3. Once you are done with codependency, there is every possibility that you would be codependent again. You may walk back in to the same relationship again or you may find another codependent relationship. What you should do is have a pursuit. There can be one or more pursuits and they should all be aimed at something or many things which you want. You should not pursue anything that someone wants you to go for or what the society, family and friends tell you. It is necessary to know what you want, for yourself and how you wish to take your life forward. Codependent people find meaning of their existence or relevance of their life by the virtue of how they are being useful to others. That is exactly what you don’t want. To recover from codependency, you need to find your own relevance. You should find the meaning of your own life for yourself. Do anything you want. Of course you would need to have a sustainable livelihood and that will need you to do certain things but beyond that you should be in pursuit of what you truly want, what makes you happy and what will satiate you at the end of the day. When you are satiated with yourself, you will need no one to substantiate the meaningfulness of your life.

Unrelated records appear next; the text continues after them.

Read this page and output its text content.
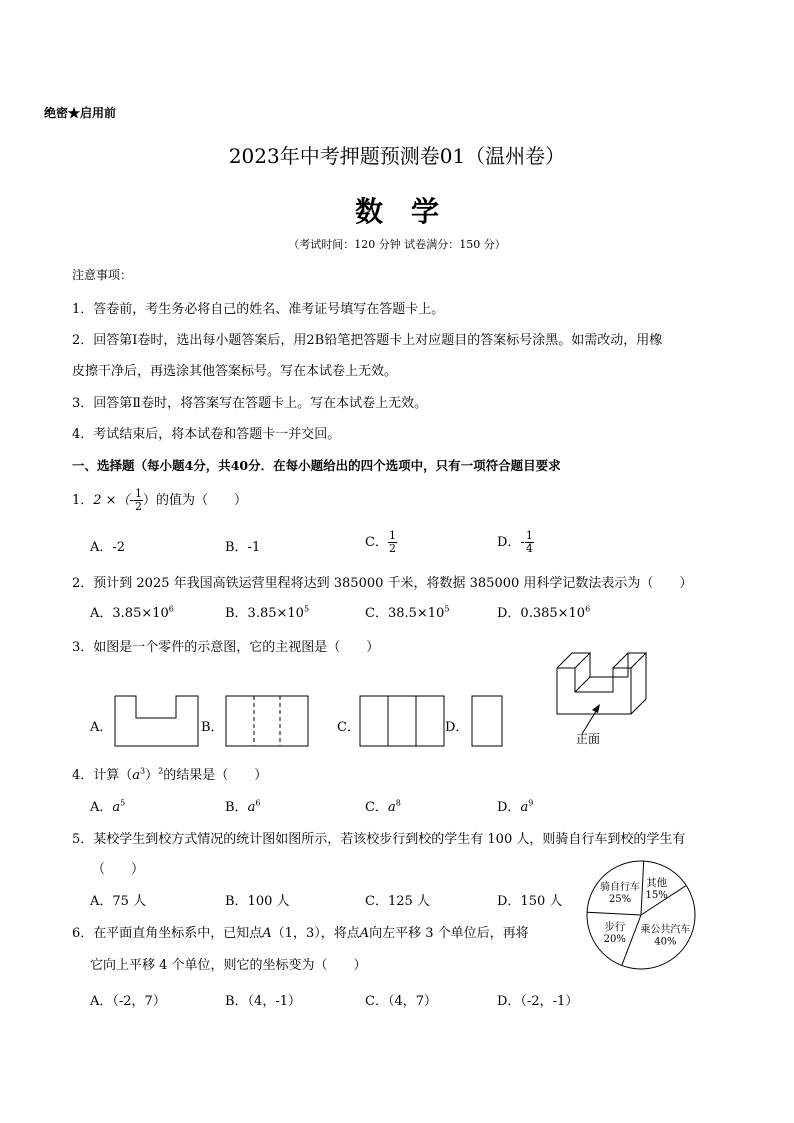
绝密★启用前
2023年中考押题预测卷01（温州卷）
数学
（考试时间：120 分钟 试卷满分：150 分）
注意事项：
1．答卷前，考生务必将自己的姓名、准考证号填写在答题卡上。
2．回答第Ⅰ卷时，选出每小题答案后，用2B铅笔把答题卡上对应题目的答案标号涂黑。如需改动，用橡
皮擦干净后，再选涂其他答案标号。写在本试卷上无效。
3．回答第Ⅱ卷时，将答案写在答题卡上。写在本试卷上无效。
4．考试结束后，将本试卷和答题卡一并交回。
一、选择题（每小题4分，共40分．在每小题给出的四个选项中，只有一项符合题目要求
1．2 ×（- $\frac{1}{2}$ ）的值为（　　）
A．-2	B．-1	C． $\frac{1}{2}$	D．- $\frac{1}{4}$
2．预计到 2025 年我国高铁运营里程将达到 385000 千米，将数据 385000 用科学记数法表示为（　　）
A．$3.85\times 10^6$	B．$3.85\times 10^5$	C．$38.5\times 10^5$	D．$0.385\times 10^6$
3．如图是一个零件的示意图，它的主视图是（　　）
A．	B．	C．	D．
正面
4．计算$(a^3)^2$的结果是（　　）
A．$a^5$	B．$a^6$	C．$a^8$	D．$a^9$
5．某校学生到校方式情况的统计图如图所示，若该校步行到校的学生有 100 人，则骑自行车到校的学生有
（　　）
A．75 人	B．100 人	C．125 人	D．150 人
其他
15%
乘公共汽车
40%
步行
20%
骑自行车
25%
6．在平面直角坐标系中，已知点A（1，3），将点A向左平移 3 个单位后，再将
它向上平移 4 个单位，则它的坐标变为（　　）
A．（-2，7）	B．（4，-1）	C．（4，7）	D．（-2，-1）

4. A crucial tip to help you recover from codependency is to reward yourself. In a codependent relationship, you would have lived your life without rewards. The consequences that you used to derive some joy from were all adverse and those joys were merely substantiations of your life’s relevance. You weren’t actually happy. It is necessary to feel happy without being compelled to do things that are not healthy or desirable. An easy way to feel happy or satiated is rewards. You should treat yourself with things that you have always wanted. You should do things that you want to do. Everyone has that shortlist or long list of things one wants to do in life. Pursue them and then those pursuits would become your rewards.